Create a prometheus-values.yaml file for Prometheus configuration:

server:
  persistentVolume:
    enabled: true
    storageClass: gp2-standard
    size: 10Gi

alertmanager:
  persistentVolume:
    enabled: true
    storageClass: gp2-standard
    size: 2Gi

pushgateway:
  persistentVolume:
    enabled: true
    storageClass: gp2-standard
    size: 5Gi

Install Prometheus with Helm:

helm install prometheus prometheus-community/prometheus \
  --namespace monitoring \
  --create-namespace \
  -f prometheus-values.yaml

Verify the installation:

kubectl get pods -n monitoring

---

Step 5: Install Grafana using Helm

Create a grafana-values.yaml file for Grafana configuration:

persistence:
  enabled: true
  storageClassName: gp2
  accessModes:
    - ReadWriteOnce
  size: 10Gi

adminUser: admin
adminPassword: admin
service:
  type: ClusterIP

Change the adminUser & adminPassword as required.
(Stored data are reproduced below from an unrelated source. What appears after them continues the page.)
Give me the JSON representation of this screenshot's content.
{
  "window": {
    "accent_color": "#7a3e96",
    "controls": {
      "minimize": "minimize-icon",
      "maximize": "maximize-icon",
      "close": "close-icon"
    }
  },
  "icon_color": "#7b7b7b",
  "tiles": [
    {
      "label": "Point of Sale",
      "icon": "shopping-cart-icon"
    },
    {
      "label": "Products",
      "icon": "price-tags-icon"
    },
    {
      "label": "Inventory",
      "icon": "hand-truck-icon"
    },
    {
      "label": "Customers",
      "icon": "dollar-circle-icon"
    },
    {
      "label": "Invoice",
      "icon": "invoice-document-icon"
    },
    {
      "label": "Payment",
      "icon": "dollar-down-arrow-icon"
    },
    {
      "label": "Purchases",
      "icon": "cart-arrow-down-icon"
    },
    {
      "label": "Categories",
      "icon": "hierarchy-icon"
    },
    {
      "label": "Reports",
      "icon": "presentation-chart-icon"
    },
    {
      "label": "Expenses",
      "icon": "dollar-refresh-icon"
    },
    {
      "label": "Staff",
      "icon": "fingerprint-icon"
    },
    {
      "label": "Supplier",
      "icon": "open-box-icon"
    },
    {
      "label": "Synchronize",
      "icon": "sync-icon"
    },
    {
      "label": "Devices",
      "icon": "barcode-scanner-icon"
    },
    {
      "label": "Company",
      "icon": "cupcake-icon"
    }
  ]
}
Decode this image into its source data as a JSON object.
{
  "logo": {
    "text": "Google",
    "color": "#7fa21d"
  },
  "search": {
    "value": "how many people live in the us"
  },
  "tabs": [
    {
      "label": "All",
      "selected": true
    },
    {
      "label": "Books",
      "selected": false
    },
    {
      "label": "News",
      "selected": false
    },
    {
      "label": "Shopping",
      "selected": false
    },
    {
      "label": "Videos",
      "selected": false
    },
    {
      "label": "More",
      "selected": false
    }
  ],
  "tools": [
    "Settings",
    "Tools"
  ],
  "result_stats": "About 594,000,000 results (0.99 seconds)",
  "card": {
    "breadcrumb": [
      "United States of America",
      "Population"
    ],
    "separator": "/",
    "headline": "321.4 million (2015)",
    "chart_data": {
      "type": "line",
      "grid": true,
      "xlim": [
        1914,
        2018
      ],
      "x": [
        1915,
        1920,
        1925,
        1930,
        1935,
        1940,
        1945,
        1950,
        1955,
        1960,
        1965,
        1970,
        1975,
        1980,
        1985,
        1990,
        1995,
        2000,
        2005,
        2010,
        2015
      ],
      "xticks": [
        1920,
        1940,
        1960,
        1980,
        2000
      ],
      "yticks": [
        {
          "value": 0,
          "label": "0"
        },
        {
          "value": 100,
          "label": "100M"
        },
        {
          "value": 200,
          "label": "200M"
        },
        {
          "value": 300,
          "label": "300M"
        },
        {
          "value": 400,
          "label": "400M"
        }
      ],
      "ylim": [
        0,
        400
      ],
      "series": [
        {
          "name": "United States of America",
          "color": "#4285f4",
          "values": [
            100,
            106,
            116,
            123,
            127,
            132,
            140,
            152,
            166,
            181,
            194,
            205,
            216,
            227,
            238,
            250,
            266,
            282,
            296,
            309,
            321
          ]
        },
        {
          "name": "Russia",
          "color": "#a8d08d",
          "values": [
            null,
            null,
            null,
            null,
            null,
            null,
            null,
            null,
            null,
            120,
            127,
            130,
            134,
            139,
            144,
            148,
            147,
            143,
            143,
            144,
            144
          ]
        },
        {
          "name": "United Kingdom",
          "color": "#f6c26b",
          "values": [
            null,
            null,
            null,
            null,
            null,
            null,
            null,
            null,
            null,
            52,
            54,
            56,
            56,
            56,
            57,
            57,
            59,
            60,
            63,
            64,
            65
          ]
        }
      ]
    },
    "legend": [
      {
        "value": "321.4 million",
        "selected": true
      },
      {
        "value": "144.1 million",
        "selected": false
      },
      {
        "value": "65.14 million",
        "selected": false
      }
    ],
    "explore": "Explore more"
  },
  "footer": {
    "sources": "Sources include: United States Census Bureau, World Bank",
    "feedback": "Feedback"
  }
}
Install Grafana with Helm:

helm install grafana grafana/grafana \
  --namespace monitoring \
  -f grafana-values.yaml

Expose Grafana service:

kubectl get svc -n monitoring grafana
kubectl port-forward svc/grafana 3000:80 -n monitoring

Access Grafana at http://localhost:3000 and log in with the configured credentials.

---

Step 6: Verify Persistent Storage

Check the Persistent Volume Claims (PVCs):

kubectl get pvc -n monitoring

Ensure that the PVCs are bound and the corresponding EBS volumes are created in AWS.

---

Step 7: Optional: Add Prometheus as a Data Source in Grafana

1. Navigate to Configuration > Data Sources in Grafana.
2. Add a new Prometheus data source with the following:
3. URL: http://prometheus-server.monitoring.svc.cluster.local:80
4. Save and Test.

---

Conclusion

You have successfully set up Prometheus and Grafana on an AWS EKS cluster with persistent storage using the EBS CSI driver. This setup ensures that your monitoring data is persisted and survives pod restarts or node failures.